Pensé que me estaba quedando sorda. Shack hablaba. Veía cómo se movía su boca, pero el sonido había desaparecido. Yo no miraba a Scott, pero me daba cuenta de que estaba recibiendo la información con algo parecido a la alarma. Su actitud no cambió, pero sus facciones se volvieron impenetrables. Con el rabillo del ojo vi sus manos apoyadas en la mesa, relajadas, los dedos en la botella de cerveza, que se acercó a la boca. A pesar de la indiferencia del gesto, su cuerpo estaba totalmente rígido. Volví a fijarme en lo que decía Shack y me pregunté si habría alguna manera de detener el daño que estaba haciendo.
—… en la época en que Magruder dejó el cuerpo. ¿Cuándo fue? ¿En el 71?
—En la primavera del 72 —dije, aunque él sabía con exactitud cuándo había sido. Nos miramos a los ojos durante un instante y habría jurado que hacer añicos mi tapadera le hacía gozar de un momento de venganza. Fueran cuales fuesen mis motivos para estar allí, tenía intención de dejarme en cueros vivos. Me dije que había que recuperar el control y dar un salto para no pisar la mierda—. Fue cuando Mickey y yo nos separamos. No volví a saber de él desde entonces.
—Hasta hace poco —corrigió Shack. Lo miré sin decir nada. Continuó alegremente—: Creo que esos dos polis de Los Angeles vinieron para hablar contigo. Ayer pasaron por mi casa. Por lo visto creían que habías intervenido en el asunto, pero les dije que era imposible. Pasaste por mi casa el lunes. No creo que quisieras llamar la atención si le hubieras disparado la semana anterior. No eres tan tonta.
—Fue una trampa y caíste —dije. Sonreía, pero mi tono de voz era malicioso.
—¿Qué te trae por Colgate?
—Mickey prestó a Tim diez de los grandes. Fue un préstamo sin intereses, a cinco años. Tenía curiosidad por saber si había sido puntual al devolverle el dinero. —Scottie empezó a mover un pie, cosa que provocó que su rodilla saltara. Cruzó las piernas para ocultar la inquietud.

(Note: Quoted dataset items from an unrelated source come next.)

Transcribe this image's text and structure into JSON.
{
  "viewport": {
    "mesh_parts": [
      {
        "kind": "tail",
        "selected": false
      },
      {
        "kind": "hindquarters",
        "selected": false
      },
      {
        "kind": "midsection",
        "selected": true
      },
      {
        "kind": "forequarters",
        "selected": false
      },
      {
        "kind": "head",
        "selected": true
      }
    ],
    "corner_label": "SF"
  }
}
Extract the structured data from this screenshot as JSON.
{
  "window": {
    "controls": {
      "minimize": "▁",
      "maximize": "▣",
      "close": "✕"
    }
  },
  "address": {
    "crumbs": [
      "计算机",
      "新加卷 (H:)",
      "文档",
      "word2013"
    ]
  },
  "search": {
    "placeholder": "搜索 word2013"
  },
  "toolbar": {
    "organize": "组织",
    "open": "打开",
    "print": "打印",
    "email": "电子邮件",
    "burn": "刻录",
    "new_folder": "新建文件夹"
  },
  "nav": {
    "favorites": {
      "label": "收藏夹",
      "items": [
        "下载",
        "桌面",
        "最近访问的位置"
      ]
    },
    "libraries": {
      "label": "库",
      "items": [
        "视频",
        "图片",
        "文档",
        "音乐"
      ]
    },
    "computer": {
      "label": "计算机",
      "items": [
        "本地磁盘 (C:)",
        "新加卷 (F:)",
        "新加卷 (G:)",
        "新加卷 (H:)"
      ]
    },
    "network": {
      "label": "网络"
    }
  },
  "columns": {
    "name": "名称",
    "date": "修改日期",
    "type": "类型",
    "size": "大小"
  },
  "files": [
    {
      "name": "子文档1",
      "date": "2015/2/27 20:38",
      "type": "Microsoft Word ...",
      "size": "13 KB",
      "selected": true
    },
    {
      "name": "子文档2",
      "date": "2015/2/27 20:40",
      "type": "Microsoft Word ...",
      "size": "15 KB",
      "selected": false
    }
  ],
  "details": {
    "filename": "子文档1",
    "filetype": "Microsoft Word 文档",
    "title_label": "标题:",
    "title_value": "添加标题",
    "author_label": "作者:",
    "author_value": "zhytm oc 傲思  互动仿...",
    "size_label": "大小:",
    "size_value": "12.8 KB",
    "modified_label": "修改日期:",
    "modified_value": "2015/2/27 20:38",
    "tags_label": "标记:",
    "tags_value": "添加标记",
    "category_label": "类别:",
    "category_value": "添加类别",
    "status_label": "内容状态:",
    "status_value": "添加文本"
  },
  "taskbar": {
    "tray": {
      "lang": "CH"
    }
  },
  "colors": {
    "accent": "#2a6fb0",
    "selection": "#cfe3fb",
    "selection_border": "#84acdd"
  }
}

—¿Cuándo vencía el plazo? —preguntó Shack, expolicía a fin de cuentas.
—El 15 de enero. Aproximadamente cuando Mickey empezó a venir por aquí —dije—. ¿No sabías lo del préstamo?
—¿Queréis tomar algo? Voy a la barra —preguntó Scottie. Estaba de pie y con los ojos clavados en mí.
—Yo no quiero nada, gracias.
—¿Y tú, papá? ¿Del?
—Otra ronda. Esta vez pago yo —dijo, adelantándose para sacar la cartera del bolsillo trasero.
Scottie lo contuvo agitando la mano.
—Ya pago yo. ¿Qué quieres? ¿Lo mismo?
—Sí, estupendo.
—Que sean dos —dijo Shack.
Cuando Scottie se fue, Shack cambió de tema y se puso a hablar de cosas tan superficiales que estuve a punto de gritar. Soporté unos tres minutos de conversación necia y aproveché la ausencia de Scott para levantarme.
—¿Nos dejas? —dijo Shack.
—Tengo un compromiso. Me alegro de haberte visto.
—No huyas —dijo.
No contesté. Del y yo intercambiamos un movimiento de cabeza. Recogí el bolso y di media vuelta, observando a la multitud mientras salía. Seguía sin ver el menor rastro de Duffy. Mejor. No quería que Tim o Scottie me vieran hablando con él.